Solves: efficient sync. Without it, every reconnect would have to enumerate every file in the tree to find what changed — pathological for users with 100k+ files.

⑤ Message Queue (Kafka / SQS)

Buffers change events between the sync service (producer) and notification servers (consumers). Each ChangeEvent carries {ws_id, version_id, kind} — small, fast, ordered per workspace. Why insert a queue here? Because fanout is fundamentally async — a single commit may need to notify 50 000 subscribers; the upload should not wait for that fanout.

Solves: decoupling + back-pressure. Producer and consumers scale independently. A notification-server slowdown can't block the upload commit.

⑥ Notification Server

Holds long-poll (or WebSocket) connections from every online device. When the queue delivers a ChangeEvent for a workspace, it pushes to all subscribers of that workspace. Sticky-LB'd on workspace_id so subscribers consolidate on a few nodes per workspace — easier and cheaper to fan out. Mobile usually opts out and uses APNs/FCM pushes instead, for battery and data reasons.

Solves: real-time multi-device sync. Polling every few seconds is wasteful (most polls return nothing) and laggy. Push delivers near-instantly.

⑦ Metadata DB

Sharded relational DB — Postgres / MySQL / Spanner. Stores users, files, file_versions, file_chunks, chunks, acl tables. Sharded by user_id / workspace_id using consistent hashing so a user's entire tree co-locates on one shard — folder listings and ACL checks hit one box.

Solves: consistent state with ACID guarantees. The chunk-list-of-a-version invariant must be atomic — a half-written version is a corrupted file. NoSQL would force application-level reconciliation we don't need.

⑧ Metadata Cache

Memcache/Redis sitting in front of the metadata DB. Caches the read-heavy hot rows: open folders, ACL rows, recent file-version pointers, dedup-check results. Writes invalidate: when the metadata service commits a new version, it punches the cached file row. ACL TTLs are kept short (≤ 60 s) because stale shares are a security bug, not just a perf bug.

Solves: read amplification. Every "open folder" or "list workspace" call would hit the DB without a cache. At 95%+ hit rate the DB only sees writes + cache misses.

⑨ Block Storage (S3)

The actual chunk bytes live here, content-addressed by chunk_hash (SHA-256 of the chunk content). Same hash → same object → automatic dedup at the storage layer. Replication, erasure coding, cross-region failover, 11-nines durability — all handled by S3-class systems. Critically: clients upload directly via presigned URLs — bytes never traverse our app servers.

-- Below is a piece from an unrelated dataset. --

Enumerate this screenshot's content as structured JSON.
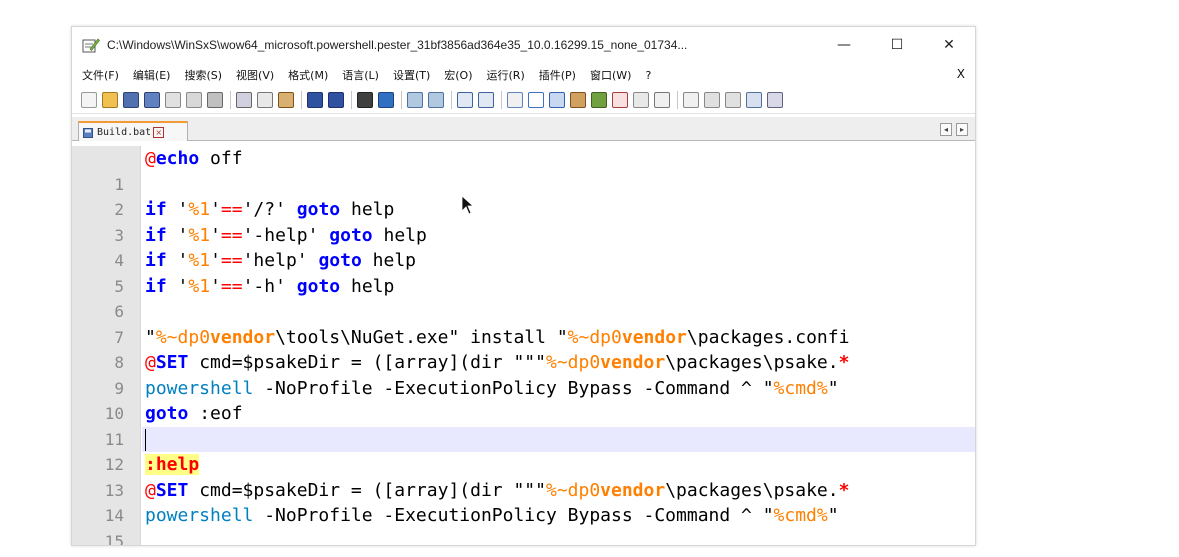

Solves: durability + petabyte scale. Building this ourselves would cost years and a whole org. We offload the hard problems and keep our own service tier small and stateless.

⑩ CDN / Edge Cache

Caches popular chunks at the network edge close to the user. Cache key is the immutable chunk_hash, so cache invalidation is a non-problem. Especially powerful for shared files: a viral "all-hands.mp4" downloaded by 50 000 employees → after the first few requests, every other download is served from a POP near the user.

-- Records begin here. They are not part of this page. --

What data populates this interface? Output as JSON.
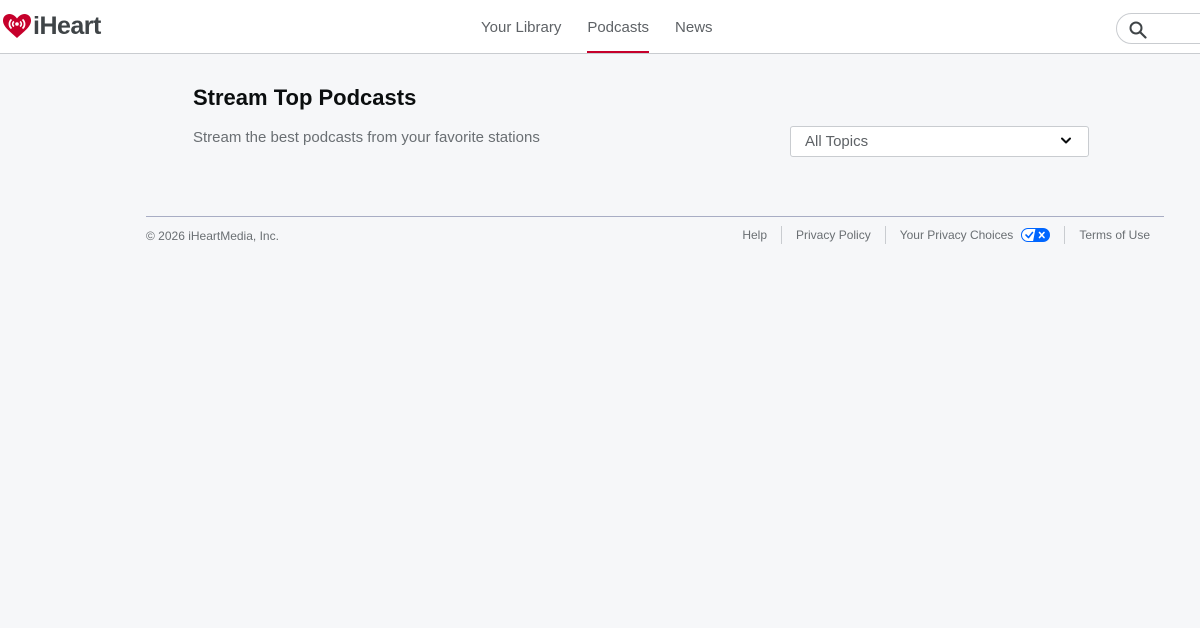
{
  "header": {
    "logo_text": "iHeart",
    "nav": [
      {
        "label": "Your Library",
        "active": false
      },
      {
        "label": "Podcasts",
        "active": true
      },
      {
        "label": "News",
        "active": false
      }
    ],
    "search": {
      "icon": "search-icon"
    }
  },
  "main": {
    "title": "Stream Top Podcasts",
    "subtitle": "Stream the best podcasts from your favorite stations",
    "topic_select": {
      "value": "All Topics",
      "icon": "chevron-down-icon"
    }
  },
  "footer": {
    "copyright": "© 2026 iHeartMedia, Inc.",
    "links": {
      "help": "Help",
      "privacy_policy": "Privacy Policy",
      "privacy_choices": "Your Privacy Choices",
      "terms": "Terms of Use"
    }
  },
  "colors": {
    "brand": "#c6002b",
    "background": "#f6f7f9",
    "privacy_toggle": "#0066ff"
  }
}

Solves: origin pressure + global latency. Without a CDN, every download from Sydney round-trips to us-east. With it, the origin sees ~K requests instead of M, and users get sub-100 ms downloads regardless of geography.

Putting it together — a concrete walkthrough

Sarah edits roadmap.docx on her laptop. It's a 12 MB file; she changed two paragraphs. Here's exactly which components touch the request, and why each one is on the path.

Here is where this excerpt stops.